Ob das sächsische Schulsystem, in dem bereits nach der vierten Klasse die Entscheidung für Gymnasium oder Oberschule fällt, sinnvoll ist oder Bildungsungerechtigkeit fördert, diskutierte die Runde zum Schluss. Hallitzky betont den sozialen Aspekt des gemeinsamen Lernens und dass Schüler von gemischten Gruppen profitieren würden. Außerdem gebe es immer auch Spätentwickler, für die die Weichen im Alter von neun oder zehn Jahren zu früh gestellt werden.

Darin sieht auch Sven Hofmann das größte Problem: „Die Frage ist, wie leicht man als Schüler zwischen den Schulformen wechseln kann. Aber das System ist oft nicht durchlässig genug, das ist die Crux.“ Schulleiter Michael Höhme verteidigt hingegen das gegliederte Schulsystem in Sachsen, das Gründe habe. „Der Leistungsstand von Kindern in der vierten Klasse ist extrem heterogen. Dem müssen wir als Lehrer auch gerecht werden, indem wir sie entsprechend fördern“, erklärt er.

Nach der Podiumsdiskussion ergaben sich interessante Gespräche zwischen den Experten und den Gästen der Veranstaltung.

Thomas Langer befürchtet, dass mit dem Hinauszögern der weiterführenden Schulart bis zur sechsten Klasse die Grundschule auch fachlich verlängert wird. Von gemeinsamen Schulformen sei er kein Freund. „In Berlin gibt es beispielsweise viele Gesamtschulen. Da schicken viele Eltern ihre Kinder dann doch lieber auf die Privatschule.“ Auch das Konzept von Gemeinschaftsschulen hält er für nicht realistisch. Frank Beier fügt hinzu, dass viele soziale Filter bestimmen, ob ein Schüler das Gymnasium oder die Oberschule besucht. Zudem gebe es auch nicht die eine homogene Schulklasse. Und im Ausland sorge das deutsche Schulsystem sogar für viel Verwunderung. „Mit der Selektierung geht Deutschland einen Sonderweg.“ Kultus-Amtschef Wilfried Kühner hält fest, dass das Thema immer wieder kontrovers bleibt. Dennoch meint er: „Das Schulsystem in Sachsen ist durchlässig.“

Nach guten anderthalb Stunden schließen die Moderatorinnen die Diskussionsrunde.
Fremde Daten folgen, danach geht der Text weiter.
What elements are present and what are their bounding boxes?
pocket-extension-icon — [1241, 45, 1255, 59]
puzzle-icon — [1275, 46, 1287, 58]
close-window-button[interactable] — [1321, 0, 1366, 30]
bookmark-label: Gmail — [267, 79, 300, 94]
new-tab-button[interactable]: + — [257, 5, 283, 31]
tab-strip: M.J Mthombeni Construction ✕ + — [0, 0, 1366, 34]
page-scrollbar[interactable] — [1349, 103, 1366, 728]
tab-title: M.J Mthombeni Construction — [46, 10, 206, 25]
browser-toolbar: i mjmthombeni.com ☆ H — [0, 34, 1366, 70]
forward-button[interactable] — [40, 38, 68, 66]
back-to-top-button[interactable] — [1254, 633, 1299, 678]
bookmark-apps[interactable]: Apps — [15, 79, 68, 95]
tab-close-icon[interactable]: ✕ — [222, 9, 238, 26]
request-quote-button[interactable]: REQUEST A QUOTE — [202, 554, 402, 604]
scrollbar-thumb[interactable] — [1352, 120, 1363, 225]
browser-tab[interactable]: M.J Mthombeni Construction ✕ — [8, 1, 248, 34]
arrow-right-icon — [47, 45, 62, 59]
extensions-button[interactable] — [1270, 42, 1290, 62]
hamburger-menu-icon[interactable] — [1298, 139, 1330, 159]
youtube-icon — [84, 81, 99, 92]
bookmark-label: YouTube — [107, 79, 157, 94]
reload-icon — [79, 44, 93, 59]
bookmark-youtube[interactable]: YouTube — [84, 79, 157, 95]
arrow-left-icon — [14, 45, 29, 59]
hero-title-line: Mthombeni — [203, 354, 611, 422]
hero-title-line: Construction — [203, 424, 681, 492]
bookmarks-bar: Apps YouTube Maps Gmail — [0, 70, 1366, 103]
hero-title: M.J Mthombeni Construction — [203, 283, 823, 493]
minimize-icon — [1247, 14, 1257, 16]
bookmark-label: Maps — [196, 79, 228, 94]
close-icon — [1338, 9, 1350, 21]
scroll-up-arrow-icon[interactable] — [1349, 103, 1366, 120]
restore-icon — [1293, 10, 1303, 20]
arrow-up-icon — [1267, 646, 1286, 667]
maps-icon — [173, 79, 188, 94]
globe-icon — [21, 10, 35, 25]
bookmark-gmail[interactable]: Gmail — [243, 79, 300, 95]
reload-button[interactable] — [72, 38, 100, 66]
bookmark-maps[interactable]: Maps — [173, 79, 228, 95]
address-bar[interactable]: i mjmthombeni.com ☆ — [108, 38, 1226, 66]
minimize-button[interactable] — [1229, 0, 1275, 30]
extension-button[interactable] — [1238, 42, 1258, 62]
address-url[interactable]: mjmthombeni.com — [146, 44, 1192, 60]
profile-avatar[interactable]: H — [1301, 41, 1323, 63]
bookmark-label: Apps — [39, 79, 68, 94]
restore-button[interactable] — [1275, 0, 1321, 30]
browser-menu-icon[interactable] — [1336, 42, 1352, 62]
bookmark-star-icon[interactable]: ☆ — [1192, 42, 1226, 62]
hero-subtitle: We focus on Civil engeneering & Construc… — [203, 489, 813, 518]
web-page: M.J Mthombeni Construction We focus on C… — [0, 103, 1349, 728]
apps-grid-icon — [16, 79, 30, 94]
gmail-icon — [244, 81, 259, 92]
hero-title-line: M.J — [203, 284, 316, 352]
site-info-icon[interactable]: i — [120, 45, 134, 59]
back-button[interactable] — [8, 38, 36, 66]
Viele Schüler gehen danach noch auf die Experten zu und stellen ihnen, gespannt in kleiner Runde oder locker bei einem Kaffee Fragen. Die nächsten Junior Science Cafés planen die vier Schüler der Arbeitsgemeinschaft bereits, „auch zu anderen Themen, darauf freuen wir uns schon“, so Michelle Müller.

Döbelner Anzeiger
Annemarie Banek
09.02.2024

Fotos: LGD

Die Veranstaltung wurde vom Förderverein der Schule unterstützt. Zahlreiche Mitglieder des Vereins waren unter den Zuschauern.